Hence, components of the palatable diet itself could be responsible for the intake of palatable food. 2-Arachidonoylglycerol is known to accumulate in the intestine during the digestion of dietary triglycerides [32]. Endocannabinoids are rapidly hydrolyzed in the intestine and in the liver, and thus may not reach the brain in sufficient quantities to interact with central CB1-Rs. It is possible, however, that endogenous cannabinoids generated following ingestion of relatively triglyceride-rich palatable food could override local satiety pathways by binding to gut cannabinoid receptors [33]. Furthermore, empirical evidence indicates that activation of CB1-R increases palatable food intake; however, high-energy diets also produce changes in endocannabinoid levels [34]. Increased and chronic activation of CB1-Rs may be both a cause and a consequence of palatable high-energy food intake.

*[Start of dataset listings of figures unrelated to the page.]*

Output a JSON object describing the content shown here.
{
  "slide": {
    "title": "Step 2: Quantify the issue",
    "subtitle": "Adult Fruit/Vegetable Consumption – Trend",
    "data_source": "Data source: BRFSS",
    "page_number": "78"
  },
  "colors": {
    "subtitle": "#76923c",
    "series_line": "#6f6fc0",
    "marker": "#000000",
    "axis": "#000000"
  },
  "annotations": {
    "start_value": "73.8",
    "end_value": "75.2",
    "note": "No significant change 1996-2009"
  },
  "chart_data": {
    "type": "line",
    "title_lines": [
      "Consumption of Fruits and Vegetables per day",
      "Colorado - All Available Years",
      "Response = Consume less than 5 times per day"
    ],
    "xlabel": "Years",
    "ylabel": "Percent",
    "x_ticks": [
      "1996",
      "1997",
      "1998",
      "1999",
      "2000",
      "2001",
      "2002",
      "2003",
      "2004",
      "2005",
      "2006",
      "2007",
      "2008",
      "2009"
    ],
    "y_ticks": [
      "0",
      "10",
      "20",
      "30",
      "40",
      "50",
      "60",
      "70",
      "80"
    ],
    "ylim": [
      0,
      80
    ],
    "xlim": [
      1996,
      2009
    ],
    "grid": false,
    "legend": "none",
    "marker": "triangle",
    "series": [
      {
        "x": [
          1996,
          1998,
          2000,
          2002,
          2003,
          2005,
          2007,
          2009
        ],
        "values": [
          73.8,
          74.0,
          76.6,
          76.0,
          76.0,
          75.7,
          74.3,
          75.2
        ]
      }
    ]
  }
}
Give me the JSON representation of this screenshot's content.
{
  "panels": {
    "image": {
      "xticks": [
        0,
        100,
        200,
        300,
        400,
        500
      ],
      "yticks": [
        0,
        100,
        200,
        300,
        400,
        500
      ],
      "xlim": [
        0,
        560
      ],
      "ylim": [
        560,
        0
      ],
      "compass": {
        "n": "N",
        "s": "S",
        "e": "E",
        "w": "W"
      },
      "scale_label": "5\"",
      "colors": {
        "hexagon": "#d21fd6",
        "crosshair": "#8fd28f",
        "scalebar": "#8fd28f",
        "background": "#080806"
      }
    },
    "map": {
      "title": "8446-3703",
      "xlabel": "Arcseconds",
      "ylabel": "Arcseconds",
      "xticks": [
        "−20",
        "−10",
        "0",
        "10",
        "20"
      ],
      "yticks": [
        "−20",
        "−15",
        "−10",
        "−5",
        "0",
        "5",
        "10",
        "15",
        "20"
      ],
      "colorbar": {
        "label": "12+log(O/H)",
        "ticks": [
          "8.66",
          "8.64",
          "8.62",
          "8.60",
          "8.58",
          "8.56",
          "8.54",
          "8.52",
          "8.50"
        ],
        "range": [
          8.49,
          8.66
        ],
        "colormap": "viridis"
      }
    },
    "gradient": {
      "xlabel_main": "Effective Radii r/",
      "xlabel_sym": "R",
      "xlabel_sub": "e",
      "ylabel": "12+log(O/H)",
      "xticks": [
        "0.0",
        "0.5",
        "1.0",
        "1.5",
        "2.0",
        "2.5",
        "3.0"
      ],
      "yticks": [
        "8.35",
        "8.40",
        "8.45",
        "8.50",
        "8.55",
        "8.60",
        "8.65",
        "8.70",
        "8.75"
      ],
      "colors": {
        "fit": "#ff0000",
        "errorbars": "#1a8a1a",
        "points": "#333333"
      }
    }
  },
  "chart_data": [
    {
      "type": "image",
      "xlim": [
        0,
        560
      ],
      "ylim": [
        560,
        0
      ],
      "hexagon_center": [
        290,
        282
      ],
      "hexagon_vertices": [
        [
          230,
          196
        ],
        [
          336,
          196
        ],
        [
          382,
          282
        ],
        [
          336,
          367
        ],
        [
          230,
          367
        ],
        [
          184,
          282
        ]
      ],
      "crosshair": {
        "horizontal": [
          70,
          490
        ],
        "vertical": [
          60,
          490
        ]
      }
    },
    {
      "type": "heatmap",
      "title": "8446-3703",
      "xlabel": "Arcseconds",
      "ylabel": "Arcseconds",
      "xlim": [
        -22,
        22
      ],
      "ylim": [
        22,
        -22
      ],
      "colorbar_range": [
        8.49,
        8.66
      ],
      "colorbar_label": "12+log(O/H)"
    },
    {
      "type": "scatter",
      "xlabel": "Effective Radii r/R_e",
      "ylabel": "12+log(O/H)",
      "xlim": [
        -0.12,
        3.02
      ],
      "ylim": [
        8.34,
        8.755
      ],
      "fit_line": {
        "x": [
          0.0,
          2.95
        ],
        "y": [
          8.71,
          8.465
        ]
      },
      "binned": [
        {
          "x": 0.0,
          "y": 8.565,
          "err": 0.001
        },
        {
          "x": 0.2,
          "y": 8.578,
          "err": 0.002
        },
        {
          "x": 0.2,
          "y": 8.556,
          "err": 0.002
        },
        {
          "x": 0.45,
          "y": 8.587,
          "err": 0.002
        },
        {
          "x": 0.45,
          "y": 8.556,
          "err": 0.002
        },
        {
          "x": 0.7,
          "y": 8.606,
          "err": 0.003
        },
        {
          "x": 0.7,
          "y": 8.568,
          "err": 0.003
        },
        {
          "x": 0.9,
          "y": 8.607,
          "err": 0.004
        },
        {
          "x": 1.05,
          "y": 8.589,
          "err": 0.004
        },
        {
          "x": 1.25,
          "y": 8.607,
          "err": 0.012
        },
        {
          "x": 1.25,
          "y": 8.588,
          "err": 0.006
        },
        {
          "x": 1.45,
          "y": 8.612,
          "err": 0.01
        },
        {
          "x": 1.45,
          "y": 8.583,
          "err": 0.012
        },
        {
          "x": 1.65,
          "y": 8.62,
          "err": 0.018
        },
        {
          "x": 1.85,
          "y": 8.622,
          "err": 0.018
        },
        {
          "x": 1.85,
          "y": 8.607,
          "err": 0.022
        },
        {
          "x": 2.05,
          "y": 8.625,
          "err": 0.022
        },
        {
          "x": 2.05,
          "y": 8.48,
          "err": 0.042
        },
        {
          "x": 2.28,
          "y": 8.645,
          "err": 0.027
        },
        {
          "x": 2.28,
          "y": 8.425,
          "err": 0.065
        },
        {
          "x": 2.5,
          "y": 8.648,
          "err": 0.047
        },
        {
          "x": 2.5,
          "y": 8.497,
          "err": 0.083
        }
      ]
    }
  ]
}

To date, we have no evidence of mRNA CB1-R stability or protein expression levels in allele A carriers, but the significant association between the presence of the polymorphic variant and a specific macronutrient intake is an intriguing issue. Further studies in other populations are needed to confirm our findings, but our data have strong implications on the potential of genotyping to create targeted personalized dietary programs. Pharmacological targeting of the cannabinoid system may prove particularly useful in the treatment of overconsumption of palatable food, which is an important factor contributing to lifestyle-related obesity in humans.
The polymorphic variant of CB1-R examined in the present study has already been associated with a lean-related phenotype. Now, on the basis of its association with a specific macronutrient intake, we can hypothesized that differences in food preference in carriers of this polymorphism mediate lower adiposity.
Disclosure Statement
The authors declare that there is no competing financial interest in relation to the work described.